Augmented Urbex - the photos are mine, but the sky has been replaced with something a bit more exciting. Along many of our trips are great shots of the main subject, but sometimes the surrounding sky is less than impressive. I have tuned up some shots blending urban exploration with super natural skies as well as those of alien/ambient worlds. Just having some fun!
Dr. Charles N. Carraway founded the hospital in 1908, in a house in Pratt City, now a neighborhood in Birmingham, with the capacity to treat 16 patients. Carraway was an innovator in many ways: "Carraway financed the new facility by getting Birmingham businesses to agree to pay $1 a month per employee, or $1.25 per family, for treatment. It was managed care before managed care even had a name." In 1917, Carraway bought a lot on the corner of Sixteenth Avenue and Twenty-fifth Street, in the Norwood neighborhood, and moved the hospital, which came to be called the Norwood Hospital. In 1949, the hospital received $200,000 in federal money to add a nursing wing.

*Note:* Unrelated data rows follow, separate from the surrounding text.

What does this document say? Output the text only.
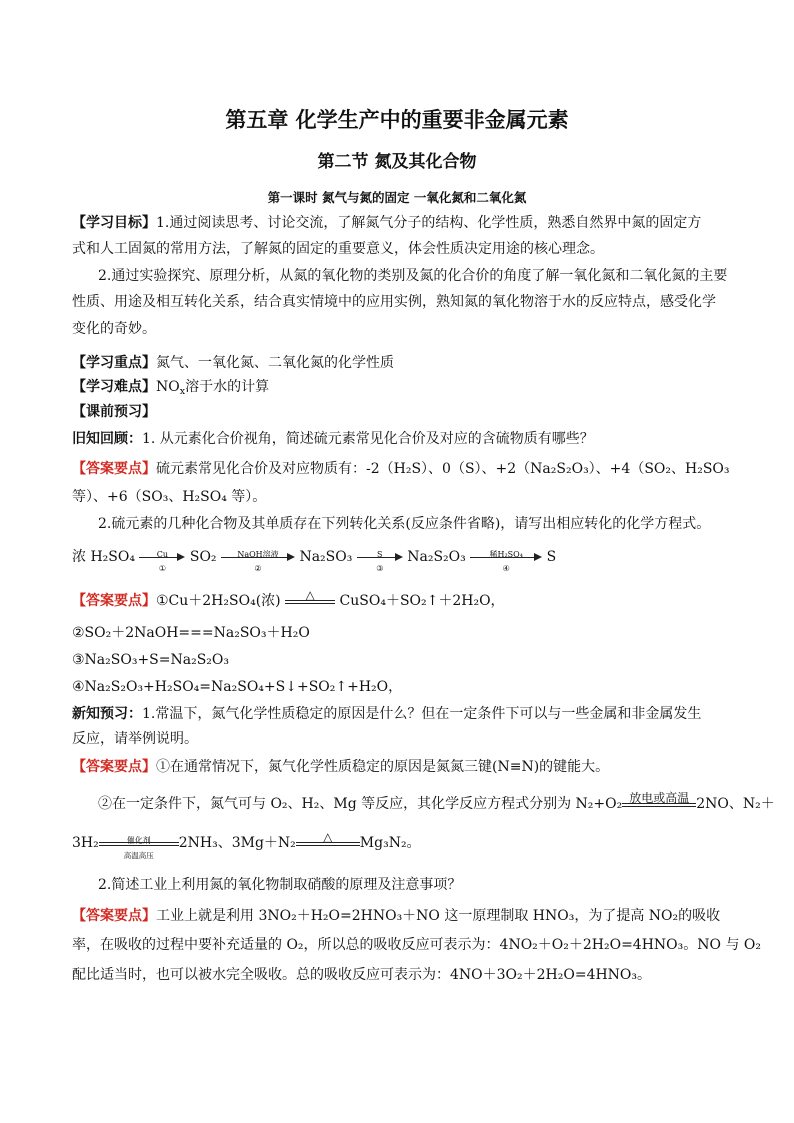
第五章 化学生产中的重要非金属元素
第二节 氮及其化合物
第一课时 氮气与氮的固定 一氧化氮和二氧化氮
【学习目标】1.通过阅读思考、讨论交流，了解氮气分子的结构、化学性质，熟悉自然界中氮的固定方
式和人工固氮的常用方法，了解氮的固定的重要意义，体会性质决定用途的核心理念。
2.通过实验探究、原理分析，从氮的氧化物的类别及氮的化合价的角度了解一氧化氮和二氧化氮的主要
性质、用途及相互转化关系，结合真实情境中的应用实例，熟知氮的氧化物溶于水的反应特点，感受化学
变化的奇妙。
【学习重点】氮气、一氧化氮、二氧化氮的化学性质
【学习难点】$NO_x$溶于水的计算
【课前预习】
旧知回顾：1. 从元素化合价视角，简述硫元素常见化合价及对应的含硫物质有哪些？
【答案要点】硫元素常见化合价及对应物质有：-2（H₂S）、0（S）、+2（Na₂S₂O₃）、+4（SO₂、H₂SO₃
等）、+6（SO₃、H₂SO₄ 等）。
2.硫元素的几种化合物及其单质存在下列转化关系(反应条件省略)，请写出相应转化的化学方程式。
浓 H₂SO₄	Cu
①
SO₂	NaOH溶液
②
Na₂SO₃	S
③
Na₂S₂O₃	稀H₂SO₄
④
S
【答案要点】①Cu＋2H₂SO₄(浓)	△	CuSO₄＋SO₂↑＋2H₂O，
②SO₂＋2NaOH===Na₂SO₃＋H₂O
③Na₂SO₃+S=Na₂S₂O₃
④Na₂S₂O₃+H₂SO₄=Na₂SO₄+S↓+SO₂↑+H₂O，
新知预习：1.常温下，氮气化学性质稳定的原因是什么？但在一定条件下可以与一些金属和非金属发生
反应，请举例说明。
【答案要点】①在通常情况下，氮气化学性质稳定的原因是氮氮三键(N≡N)的键能大。
②在一定条件下，氮气可与 O₂、H₂、Mg 等反应，其化学反应方程式分别为 N₂+O₂ 放电或高温 2NO、N₂＋
3H₂	催化剂
高温高压
2NH₃、3Mg＋N₂	△	Mg₃N₂。
2.简述工业上利用氮的氧化物制取硝酸的原理及注意事项？
【答案要点】工业上就是利用 3NO₂＋H₂O=2HNO₃＋NO 这一原理制取 HNO₃，为了提高 NO₂的吸收
率，在吸收的过程中要补充适量的 O₂，所以总的吸收反应可表示为：4NO₂＋O₂＋2H₂O=4HNO₃。NO 与 O₂
配比适当时，也可以被水完全吸收。总的吸收反应可表示为：4NO＋3O₂＋2H₂O=4HNO₃。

In the 1940s, Charles Carraway donated the hospital to the Methodist church, and being renamed Carraway Methodist, with Carraway remaining the chair and CEO. In 1957, Charles Carraway suffered a stroke. In response the hospital board elected his son, Dr Ben Carraway, to take over the running of the Facility.
He increased the hospital from 256 beds to 617. A Christmas star placed on the roof in 1958 became a noted Birmingham landmark. The star remained long after the hospital closed. In 1993 Dr Robert Carraway, son of Ben Carraway (who had served part of his residency and his entire career at the hospital) was elected to take over as CEO and chair when Ben Carraway too had a stroke.
The hospital fell into financial difficulties in the beginning of the 2000s. At the time, it was run by the founder's grandson, Dr. Robert Carraway. According to The Birmingham News, two factors were responsible for the institution's financial demise: the decay of the Norwood neighborhood and "decades of decisions favoring patient care over profits." Hospital leadership made unsuccessful investments, did not adjust staffing or service lines to adjust to diminishing patient volume, or adequately respond to the rapidly changing healthcare delivery environment of the time. It shut down on October 31, 2008, after nearly a century in operation. In 2009, the facility was being considered as the new home for the 340 patients at Bryce Hospital in Tuscaloosa.
In 2011, The Lovelady Center, a non-profit women's rehab center, purchased the hospital property and renamed it "Metro Plaza.